Leur piété se voit dans leur manière de vivre : ils partagent avec les pauvres, prennent soin des orphelins et des veuves comme de leurs propres enfants et interviennent pour les délivrer de ceux qui leur font du mal.
Pendant cinq ans, ils restent fidèles à cette manière de vivre.
Au bout de ces cinq années, la situation bascule : le roi chaldéen Tseerutsaydan envahit le pays, le ravage et emmène les enfants de Meqabis en captivité.
Les captifs sont dépouillés puis conduits dans une société que le récit décrit comme entièrement tournée vers les idoles et des pratiques contraires à la volonté de Dieu.
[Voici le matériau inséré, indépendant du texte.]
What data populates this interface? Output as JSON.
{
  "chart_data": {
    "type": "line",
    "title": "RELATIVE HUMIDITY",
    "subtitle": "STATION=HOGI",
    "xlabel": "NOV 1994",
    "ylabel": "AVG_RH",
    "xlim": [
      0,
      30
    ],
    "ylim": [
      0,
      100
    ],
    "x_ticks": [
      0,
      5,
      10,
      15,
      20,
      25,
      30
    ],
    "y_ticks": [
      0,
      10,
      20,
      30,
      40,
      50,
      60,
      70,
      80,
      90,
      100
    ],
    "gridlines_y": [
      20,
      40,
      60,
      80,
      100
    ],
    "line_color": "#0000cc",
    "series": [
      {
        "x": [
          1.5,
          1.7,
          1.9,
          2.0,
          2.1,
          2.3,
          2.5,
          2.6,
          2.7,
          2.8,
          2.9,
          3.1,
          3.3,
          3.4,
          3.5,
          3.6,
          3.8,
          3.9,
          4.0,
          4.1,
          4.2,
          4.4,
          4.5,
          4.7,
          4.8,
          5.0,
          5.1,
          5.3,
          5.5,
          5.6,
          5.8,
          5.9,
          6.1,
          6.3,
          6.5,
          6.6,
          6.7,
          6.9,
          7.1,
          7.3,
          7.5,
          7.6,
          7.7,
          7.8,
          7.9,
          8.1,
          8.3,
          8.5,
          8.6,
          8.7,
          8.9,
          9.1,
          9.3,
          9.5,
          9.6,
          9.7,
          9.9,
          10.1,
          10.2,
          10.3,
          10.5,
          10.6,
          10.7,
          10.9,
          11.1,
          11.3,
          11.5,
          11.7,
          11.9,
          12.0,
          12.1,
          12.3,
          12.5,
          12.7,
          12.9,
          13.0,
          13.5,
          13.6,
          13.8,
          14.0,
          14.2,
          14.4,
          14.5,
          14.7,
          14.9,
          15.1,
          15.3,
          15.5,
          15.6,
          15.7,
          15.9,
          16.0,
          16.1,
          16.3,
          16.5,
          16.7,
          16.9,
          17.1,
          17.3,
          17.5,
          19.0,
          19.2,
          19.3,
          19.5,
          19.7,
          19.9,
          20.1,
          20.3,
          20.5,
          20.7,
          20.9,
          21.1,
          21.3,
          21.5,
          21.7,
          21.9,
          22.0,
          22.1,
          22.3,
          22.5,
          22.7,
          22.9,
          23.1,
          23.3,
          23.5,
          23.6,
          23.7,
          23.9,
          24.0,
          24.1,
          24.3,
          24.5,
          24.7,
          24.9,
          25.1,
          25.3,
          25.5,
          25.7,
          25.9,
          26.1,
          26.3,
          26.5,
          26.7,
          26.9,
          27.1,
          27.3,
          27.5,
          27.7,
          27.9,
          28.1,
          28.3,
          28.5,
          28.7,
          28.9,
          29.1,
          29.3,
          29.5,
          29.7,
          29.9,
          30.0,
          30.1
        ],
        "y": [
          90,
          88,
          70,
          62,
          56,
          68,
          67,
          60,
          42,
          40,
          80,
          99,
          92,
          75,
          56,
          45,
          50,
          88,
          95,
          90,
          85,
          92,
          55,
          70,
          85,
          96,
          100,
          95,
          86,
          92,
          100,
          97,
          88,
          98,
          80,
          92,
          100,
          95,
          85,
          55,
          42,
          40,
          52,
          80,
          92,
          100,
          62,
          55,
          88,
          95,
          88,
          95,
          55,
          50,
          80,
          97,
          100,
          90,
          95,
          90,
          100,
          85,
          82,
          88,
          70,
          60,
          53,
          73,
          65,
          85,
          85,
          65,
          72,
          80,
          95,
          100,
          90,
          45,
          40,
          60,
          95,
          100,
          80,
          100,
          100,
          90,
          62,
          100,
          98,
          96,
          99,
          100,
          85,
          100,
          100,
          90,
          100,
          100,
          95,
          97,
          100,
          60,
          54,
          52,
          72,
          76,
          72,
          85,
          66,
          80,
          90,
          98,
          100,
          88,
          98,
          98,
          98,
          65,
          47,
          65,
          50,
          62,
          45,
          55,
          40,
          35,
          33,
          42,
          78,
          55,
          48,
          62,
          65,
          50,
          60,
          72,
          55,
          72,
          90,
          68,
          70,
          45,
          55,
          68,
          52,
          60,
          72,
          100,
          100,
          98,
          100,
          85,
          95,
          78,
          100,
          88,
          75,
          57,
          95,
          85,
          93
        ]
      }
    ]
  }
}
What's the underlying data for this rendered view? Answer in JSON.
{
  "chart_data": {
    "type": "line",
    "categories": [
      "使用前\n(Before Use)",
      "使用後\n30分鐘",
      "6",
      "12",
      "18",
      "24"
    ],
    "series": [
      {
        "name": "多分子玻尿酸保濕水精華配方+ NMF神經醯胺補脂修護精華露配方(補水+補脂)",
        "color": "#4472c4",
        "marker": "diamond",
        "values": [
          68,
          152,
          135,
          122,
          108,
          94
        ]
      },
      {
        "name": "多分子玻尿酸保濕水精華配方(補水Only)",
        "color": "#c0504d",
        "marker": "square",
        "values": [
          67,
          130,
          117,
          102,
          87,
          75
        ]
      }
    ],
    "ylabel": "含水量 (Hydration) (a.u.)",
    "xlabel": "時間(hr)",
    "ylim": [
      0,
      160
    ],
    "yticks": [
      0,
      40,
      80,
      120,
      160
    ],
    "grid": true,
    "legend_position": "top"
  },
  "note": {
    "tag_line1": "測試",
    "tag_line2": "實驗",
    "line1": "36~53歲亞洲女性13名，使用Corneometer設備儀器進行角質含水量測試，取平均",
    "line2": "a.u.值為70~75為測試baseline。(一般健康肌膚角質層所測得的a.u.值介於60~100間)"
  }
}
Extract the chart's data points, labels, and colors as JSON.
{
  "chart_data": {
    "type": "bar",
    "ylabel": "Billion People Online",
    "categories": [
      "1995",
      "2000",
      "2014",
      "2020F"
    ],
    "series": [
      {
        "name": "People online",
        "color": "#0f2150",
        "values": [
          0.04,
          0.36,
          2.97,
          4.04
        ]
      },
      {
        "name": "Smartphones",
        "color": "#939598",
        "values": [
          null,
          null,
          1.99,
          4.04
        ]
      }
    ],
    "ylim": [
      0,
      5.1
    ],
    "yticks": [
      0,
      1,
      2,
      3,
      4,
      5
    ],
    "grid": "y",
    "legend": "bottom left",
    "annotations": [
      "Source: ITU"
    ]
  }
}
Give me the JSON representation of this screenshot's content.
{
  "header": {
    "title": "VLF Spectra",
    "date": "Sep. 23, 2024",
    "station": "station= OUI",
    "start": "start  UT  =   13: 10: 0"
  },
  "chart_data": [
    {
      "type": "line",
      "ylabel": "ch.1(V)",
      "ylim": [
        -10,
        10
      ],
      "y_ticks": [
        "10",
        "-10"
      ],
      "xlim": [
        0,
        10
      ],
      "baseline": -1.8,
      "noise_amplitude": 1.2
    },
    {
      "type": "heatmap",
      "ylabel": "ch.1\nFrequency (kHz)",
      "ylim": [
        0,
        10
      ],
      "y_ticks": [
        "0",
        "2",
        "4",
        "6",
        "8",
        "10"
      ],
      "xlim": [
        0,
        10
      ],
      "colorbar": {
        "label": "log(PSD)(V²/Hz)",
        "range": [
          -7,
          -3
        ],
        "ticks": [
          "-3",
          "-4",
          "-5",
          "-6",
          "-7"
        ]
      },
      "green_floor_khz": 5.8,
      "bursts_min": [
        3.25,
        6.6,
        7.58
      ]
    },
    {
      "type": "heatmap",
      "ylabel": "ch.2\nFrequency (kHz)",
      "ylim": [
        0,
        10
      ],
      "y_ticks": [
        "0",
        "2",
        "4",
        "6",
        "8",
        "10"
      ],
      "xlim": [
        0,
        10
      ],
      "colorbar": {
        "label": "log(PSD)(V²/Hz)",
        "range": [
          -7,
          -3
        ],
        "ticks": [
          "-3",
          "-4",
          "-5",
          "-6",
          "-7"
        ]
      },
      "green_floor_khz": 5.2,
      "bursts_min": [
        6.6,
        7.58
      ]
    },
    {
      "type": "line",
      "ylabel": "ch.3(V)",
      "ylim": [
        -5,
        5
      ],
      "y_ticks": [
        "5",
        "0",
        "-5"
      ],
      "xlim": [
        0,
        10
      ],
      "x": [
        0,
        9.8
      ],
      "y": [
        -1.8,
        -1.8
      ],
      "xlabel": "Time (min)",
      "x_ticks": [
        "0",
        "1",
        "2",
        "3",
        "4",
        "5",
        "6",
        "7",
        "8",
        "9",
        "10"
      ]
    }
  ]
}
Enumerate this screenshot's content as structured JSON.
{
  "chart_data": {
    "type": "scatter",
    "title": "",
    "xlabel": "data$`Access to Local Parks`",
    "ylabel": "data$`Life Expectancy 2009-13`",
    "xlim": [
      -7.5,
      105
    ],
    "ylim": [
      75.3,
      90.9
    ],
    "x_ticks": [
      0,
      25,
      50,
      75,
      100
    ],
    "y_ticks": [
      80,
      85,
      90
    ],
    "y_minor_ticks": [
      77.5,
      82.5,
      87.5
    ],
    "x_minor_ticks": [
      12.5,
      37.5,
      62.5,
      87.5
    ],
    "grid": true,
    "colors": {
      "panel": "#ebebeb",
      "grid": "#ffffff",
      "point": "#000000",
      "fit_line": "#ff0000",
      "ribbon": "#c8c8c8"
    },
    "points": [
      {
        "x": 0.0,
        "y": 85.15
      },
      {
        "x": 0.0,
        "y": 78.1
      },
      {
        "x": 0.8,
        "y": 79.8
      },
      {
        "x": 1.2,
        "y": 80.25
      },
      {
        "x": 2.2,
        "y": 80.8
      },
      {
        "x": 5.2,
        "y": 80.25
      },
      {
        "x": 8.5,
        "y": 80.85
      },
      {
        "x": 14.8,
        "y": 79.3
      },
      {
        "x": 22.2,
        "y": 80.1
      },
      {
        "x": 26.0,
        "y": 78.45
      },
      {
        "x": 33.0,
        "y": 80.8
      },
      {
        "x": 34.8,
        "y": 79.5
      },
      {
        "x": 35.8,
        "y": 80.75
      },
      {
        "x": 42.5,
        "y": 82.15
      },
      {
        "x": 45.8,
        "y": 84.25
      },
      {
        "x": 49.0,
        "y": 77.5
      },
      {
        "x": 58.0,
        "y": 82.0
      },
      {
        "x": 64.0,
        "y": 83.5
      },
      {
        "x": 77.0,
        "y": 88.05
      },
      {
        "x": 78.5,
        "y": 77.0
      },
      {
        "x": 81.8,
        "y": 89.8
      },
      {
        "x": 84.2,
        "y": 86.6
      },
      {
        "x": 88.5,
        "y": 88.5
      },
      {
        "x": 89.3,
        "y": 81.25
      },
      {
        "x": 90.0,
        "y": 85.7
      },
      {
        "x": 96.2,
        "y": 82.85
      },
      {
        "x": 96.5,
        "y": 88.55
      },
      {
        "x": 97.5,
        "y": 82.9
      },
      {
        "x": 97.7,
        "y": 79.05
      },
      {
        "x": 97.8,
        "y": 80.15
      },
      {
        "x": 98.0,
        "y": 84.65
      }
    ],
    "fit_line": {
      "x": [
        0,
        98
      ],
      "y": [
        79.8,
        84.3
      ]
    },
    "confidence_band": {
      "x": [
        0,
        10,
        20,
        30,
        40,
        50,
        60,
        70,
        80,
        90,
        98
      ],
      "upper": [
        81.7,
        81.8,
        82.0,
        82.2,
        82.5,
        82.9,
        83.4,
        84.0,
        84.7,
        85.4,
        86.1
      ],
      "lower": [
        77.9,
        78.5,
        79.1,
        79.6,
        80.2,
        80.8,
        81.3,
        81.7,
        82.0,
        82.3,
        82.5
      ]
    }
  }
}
Leur manière de vivre ignore aussi les prescriptions alimentaires de la Loi : ils consomment ce qui est interdit et ne se règlent pas sur les commandements qui y sont écrits.
Ils vivent comme si Dieu n’avait aucun droit sur eux, alors que le récit le présente comme celui dont ils tiennent à la fois la vie et la nourriture.
Le récit présente leur désordre moral comme total : violence, sexualité sans limite et mariages incestueux manifestent qu’aucune règle juste ne gouverne leur conduite.
En résumé, leur manière de vivre est décrite comme une route sombre et dangereuse qui conduit toujours plus loin dans l’impureté.
Au milieu de cette société, les enfants de Meqabis ne se laissent pas assimiler : ils gardent les règles reçues et refusent les pratiques que le narrateur condamne, trop nombreuses selon lui pour être toutes rapportées.
Le récit conclut ce portrait par un jugement sans nuance : leur manière de vivre est entièrement opposée à ce que Dieu approuve.
Ils traitent Baal-Peor comme leur Créateur, mais le récit souligne l’absurdité de cette confiance : l’idole est un objet fabriqué par des hommes, richement décoré mais incapable de voir, d’entendre, de comprendre ou de vivre.
Cette idole n’est pas vivante : elle ne peut même pas manger ou boire.
Elle n’a aucun pouvoir sur la vie : elle ne peut ni la retirer ni la donner.
Elle ne produit rien et ne peut rien faire disparaître.
Elle ne peut ni faire du mal à quelqu’un ni lui apporter le moindre bien.
Elle ne contrôle pas davantage les richesses : elle ne peut rendre personne pauvre ou riche.
Au terme de cette série, le texte conclut que l’idole n’a aucun pouvoir réel : elle ne juge ni ne pardonne ; elle ne sert qu’à enfermer ses adorateurs dans leur égarement.